GREET, the songwriting project of Matthew Broadley, seems to have a direct line to the weird and the uncanny. Broadley is based in Leeds, a city of half a million people that has developed a reputation for producing musicians with an affinity for desolate and wild landscapes (see also Phil and Layla Legard’s projects, Hawthonn and Xenis Emputae Travelling Band). I Know How To Die is GREET’s debut, and as its title suggests, it is primarily concerned with the darker, doomier corners of traditional music. The album cover’s typeface hints at some kind of pagan darkwave or celtic black metal, and the photography carries the tang of Gallows Pole-style folk horror, and there are elements of all of these things contained within, but the most prominent feature of GREET’s music is the eerie, wind-blasted drone that runs through – and unsettles – much of the album.
That drone is provided by Broadley’s harmonium, which takes up residence from the first few seconds of album opener Keening, featuring spoken words from Steve Von Till. It is soon joined by a semi-whispered growl, with Broadley reciting the album’s title like a quiet challenge to mortality itself. The tracks run into each other, often with just a change of pitch or mood to delineate one from the other. Keening flows into No More, which sounds almost like some kind of haunted highland lament, full of staunch pride and melancholic melodicism. Broadley’s vocals, buried deep in the mix, become one with the drones, flutes, synths and guitars. Revelry provides a change of pace, a boozy instrumental fling, like something you might hear in the pub in The Wicker Man.
This is a tough album to pigeonhole. Too heavy for folk, too organic for any of the various synth-led genres, too much strange subtlety to be metal. This is all part of its appeal. A song like The Leather Knight sounds ancient, like it was harvested from some alternative past where arcane lore holds sway over science and technology. On May, Broadley shows himself to be in tune with rural landscapes and practices, but what landscapes and practices exactly? The insistent drone and the layered, chanting vocals, conjure up shadow-worlds, dream-worlds. The Mire, at only a minute long, draws on some of the same power that Led Zeppelin channelled in The Battle of Evermore or the folkier parts of their third record.
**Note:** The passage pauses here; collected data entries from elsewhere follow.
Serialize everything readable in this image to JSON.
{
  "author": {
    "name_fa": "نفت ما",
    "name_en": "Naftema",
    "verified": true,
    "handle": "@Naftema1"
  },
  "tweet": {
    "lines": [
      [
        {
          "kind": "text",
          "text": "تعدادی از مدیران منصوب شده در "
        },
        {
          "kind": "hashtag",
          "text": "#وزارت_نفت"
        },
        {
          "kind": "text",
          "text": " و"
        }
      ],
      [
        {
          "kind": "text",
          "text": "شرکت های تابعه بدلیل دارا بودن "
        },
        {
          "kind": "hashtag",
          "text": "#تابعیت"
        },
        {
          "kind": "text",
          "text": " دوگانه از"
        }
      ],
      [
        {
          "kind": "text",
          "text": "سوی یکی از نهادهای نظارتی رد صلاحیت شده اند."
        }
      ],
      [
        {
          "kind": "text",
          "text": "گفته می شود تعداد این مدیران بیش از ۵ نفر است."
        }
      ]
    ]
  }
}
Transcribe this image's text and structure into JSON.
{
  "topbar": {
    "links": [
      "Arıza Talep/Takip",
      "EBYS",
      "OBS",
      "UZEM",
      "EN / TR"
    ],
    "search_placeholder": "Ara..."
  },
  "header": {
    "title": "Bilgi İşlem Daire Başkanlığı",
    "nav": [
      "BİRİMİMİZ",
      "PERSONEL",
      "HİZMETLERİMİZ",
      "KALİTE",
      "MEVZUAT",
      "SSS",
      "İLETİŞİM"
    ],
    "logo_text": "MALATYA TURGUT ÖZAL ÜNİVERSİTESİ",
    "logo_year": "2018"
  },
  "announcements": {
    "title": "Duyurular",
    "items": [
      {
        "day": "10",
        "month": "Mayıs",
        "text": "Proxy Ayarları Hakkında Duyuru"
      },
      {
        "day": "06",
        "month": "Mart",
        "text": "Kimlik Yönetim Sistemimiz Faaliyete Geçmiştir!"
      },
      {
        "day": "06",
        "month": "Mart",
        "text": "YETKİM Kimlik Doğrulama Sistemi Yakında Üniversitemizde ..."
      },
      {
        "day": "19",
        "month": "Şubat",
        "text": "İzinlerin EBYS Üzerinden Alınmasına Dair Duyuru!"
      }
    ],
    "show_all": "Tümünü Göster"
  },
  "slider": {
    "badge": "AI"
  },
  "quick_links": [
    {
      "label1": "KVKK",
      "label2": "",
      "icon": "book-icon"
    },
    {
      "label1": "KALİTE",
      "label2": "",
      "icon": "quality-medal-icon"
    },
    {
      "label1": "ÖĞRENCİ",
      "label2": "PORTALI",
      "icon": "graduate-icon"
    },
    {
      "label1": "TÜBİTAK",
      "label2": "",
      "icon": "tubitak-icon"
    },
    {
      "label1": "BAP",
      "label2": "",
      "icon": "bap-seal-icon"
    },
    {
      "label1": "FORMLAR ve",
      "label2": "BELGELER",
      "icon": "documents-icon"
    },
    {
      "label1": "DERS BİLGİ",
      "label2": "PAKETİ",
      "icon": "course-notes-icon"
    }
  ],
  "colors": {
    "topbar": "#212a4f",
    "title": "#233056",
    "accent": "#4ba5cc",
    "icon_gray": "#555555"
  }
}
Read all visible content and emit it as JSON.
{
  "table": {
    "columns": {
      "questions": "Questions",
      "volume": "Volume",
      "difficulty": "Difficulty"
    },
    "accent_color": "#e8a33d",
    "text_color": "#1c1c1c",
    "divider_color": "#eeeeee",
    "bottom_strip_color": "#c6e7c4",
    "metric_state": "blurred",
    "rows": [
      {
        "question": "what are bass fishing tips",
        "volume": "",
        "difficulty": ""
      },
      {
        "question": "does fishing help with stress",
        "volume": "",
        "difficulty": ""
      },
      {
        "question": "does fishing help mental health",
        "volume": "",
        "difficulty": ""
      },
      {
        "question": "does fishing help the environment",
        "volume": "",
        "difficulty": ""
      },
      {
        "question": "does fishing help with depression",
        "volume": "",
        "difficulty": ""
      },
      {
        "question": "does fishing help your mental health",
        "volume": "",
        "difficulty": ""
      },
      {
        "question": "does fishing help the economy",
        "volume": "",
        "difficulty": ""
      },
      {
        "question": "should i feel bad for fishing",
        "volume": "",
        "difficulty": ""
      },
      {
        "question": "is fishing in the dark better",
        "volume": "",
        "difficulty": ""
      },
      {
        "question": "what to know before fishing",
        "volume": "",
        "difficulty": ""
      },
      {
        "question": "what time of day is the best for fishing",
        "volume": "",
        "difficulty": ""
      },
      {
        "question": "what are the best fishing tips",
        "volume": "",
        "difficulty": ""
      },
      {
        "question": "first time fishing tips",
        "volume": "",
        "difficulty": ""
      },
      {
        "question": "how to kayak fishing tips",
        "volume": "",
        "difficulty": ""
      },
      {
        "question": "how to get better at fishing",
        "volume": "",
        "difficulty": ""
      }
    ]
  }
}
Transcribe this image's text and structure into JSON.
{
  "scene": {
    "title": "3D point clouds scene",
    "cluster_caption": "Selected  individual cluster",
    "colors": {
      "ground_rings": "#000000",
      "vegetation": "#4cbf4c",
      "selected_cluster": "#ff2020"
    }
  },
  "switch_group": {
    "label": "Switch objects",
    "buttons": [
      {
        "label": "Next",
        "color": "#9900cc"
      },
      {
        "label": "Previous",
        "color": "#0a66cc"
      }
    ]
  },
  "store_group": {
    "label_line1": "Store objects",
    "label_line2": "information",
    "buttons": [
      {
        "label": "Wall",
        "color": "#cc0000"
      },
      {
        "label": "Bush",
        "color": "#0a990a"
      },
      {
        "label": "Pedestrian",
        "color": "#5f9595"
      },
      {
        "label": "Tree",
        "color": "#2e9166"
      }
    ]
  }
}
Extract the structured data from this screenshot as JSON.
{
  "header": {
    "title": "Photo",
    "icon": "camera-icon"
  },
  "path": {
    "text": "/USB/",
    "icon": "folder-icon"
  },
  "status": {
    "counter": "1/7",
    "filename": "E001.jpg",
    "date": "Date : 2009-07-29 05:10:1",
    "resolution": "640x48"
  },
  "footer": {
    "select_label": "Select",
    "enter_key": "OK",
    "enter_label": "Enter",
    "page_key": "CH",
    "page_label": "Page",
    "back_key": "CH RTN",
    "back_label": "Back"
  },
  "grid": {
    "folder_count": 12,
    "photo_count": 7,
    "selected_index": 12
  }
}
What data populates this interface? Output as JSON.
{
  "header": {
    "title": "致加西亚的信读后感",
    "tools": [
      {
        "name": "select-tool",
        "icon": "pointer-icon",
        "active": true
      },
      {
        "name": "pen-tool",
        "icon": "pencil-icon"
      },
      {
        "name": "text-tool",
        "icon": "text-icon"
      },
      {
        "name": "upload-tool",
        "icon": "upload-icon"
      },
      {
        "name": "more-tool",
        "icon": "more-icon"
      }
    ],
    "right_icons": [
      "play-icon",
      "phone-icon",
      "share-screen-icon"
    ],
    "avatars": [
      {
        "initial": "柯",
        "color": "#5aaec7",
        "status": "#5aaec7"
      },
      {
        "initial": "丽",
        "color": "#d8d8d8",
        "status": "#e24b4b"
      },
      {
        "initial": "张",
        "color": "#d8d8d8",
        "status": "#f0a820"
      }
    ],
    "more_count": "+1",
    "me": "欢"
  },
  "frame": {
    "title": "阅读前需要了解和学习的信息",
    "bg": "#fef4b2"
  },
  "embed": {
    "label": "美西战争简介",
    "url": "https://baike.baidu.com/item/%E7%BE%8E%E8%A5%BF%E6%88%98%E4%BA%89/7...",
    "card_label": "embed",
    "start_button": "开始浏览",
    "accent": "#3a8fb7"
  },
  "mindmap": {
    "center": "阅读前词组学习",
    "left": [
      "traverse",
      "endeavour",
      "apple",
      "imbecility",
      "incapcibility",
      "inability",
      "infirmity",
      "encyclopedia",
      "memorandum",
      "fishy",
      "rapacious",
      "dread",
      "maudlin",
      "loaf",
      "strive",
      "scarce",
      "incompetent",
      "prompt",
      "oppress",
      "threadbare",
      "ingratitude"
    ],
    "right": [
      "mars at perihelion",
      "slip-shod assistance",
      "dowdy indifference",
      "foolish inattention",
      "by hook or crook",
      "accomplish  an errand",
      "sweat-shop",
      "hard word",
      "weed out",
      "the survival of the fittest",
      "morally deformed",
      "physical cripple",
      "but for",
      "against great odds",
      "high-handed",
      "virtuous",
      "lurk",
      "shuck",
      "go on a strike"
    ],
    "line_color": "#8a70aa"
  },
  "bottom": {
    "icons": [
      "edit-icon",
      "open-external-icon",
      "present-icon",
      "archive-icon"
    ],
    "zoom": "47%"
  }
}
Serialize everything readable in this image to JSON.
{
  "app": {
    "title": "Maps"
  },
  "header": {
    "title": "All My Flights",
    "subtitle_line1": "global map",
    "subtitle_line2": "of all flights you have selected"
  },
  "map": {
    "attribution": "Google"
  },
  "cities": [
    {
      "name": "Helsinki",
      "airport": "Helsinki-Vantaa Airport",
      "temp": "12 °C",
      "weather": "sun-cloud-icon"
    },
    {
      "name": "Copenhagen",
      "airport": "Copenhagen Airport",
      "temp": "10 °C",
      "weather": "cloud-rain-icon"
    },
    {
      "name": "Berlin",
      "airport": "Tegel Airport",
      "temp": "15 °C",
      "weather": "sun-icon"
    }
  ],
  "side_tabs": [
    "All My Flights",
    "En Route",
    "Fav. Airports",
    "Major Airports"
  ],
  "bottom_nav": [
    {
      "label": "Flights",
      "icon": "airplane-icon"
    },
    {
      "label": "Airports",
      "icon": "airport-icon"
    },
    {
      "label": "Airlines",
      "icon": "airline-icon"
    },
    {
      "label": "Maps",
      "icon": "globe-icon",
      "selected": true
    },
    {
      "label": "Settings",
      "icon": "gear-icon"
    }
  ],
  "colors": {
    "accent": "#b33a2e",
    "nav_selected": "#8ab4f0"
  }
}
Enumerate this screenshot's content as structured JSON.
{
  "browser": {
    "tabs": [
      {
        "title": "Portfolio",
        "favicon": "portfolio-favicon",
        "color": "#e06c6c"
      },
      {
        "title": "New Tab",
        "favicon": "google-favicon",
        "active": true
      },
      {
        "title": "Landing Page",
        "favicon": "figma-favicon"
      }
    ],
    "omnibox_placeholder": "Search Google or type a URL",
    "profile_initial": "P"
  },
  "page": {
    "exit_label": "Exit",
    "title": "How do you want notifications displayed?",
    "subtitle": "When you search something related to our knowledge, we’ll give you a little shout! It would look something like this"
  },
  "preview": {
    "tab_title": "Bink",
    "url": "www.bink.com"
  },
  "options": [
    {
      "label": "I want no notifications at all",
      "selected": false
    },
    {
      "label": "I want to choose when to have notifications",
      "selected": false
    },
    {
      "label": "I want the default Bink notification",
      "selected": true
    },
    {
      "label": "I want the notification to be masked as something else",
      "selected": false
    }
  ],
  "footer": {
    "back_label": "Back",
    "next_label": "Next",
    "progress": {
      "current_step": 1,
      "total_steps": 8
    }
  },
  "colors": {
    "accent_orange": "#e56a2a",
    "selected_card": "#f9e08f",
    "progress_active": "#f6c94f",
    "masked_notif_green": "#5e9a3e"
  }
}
I Know How To Die reaches its heavy zenith on The Seer, with pounding, trance-inducing drums breaking through the underlying drone, while Broadley’s words call up images of struggle and darkness. Though the lyrics are apparently mystical, and located in a realm of fantasy, there is something very real and very human about them. The album’s poetry is not of the wishy-washy, overly fey kind. Broadley provides a link between the uncanny and the everyday, a bridge between two worlds. This is most evident in the stunning, understated closer, Eulogy, with its swelling and almost ecstatic violin coda, courtesy of Simon Barr. Though clearly set in the fictional world of the album, it delves into the emotions surrounding love and loss in a way that is very real and highly personal. Like much of this hugely impressive debut, it doesn’t shy away from difficult musical and lyrical subjects.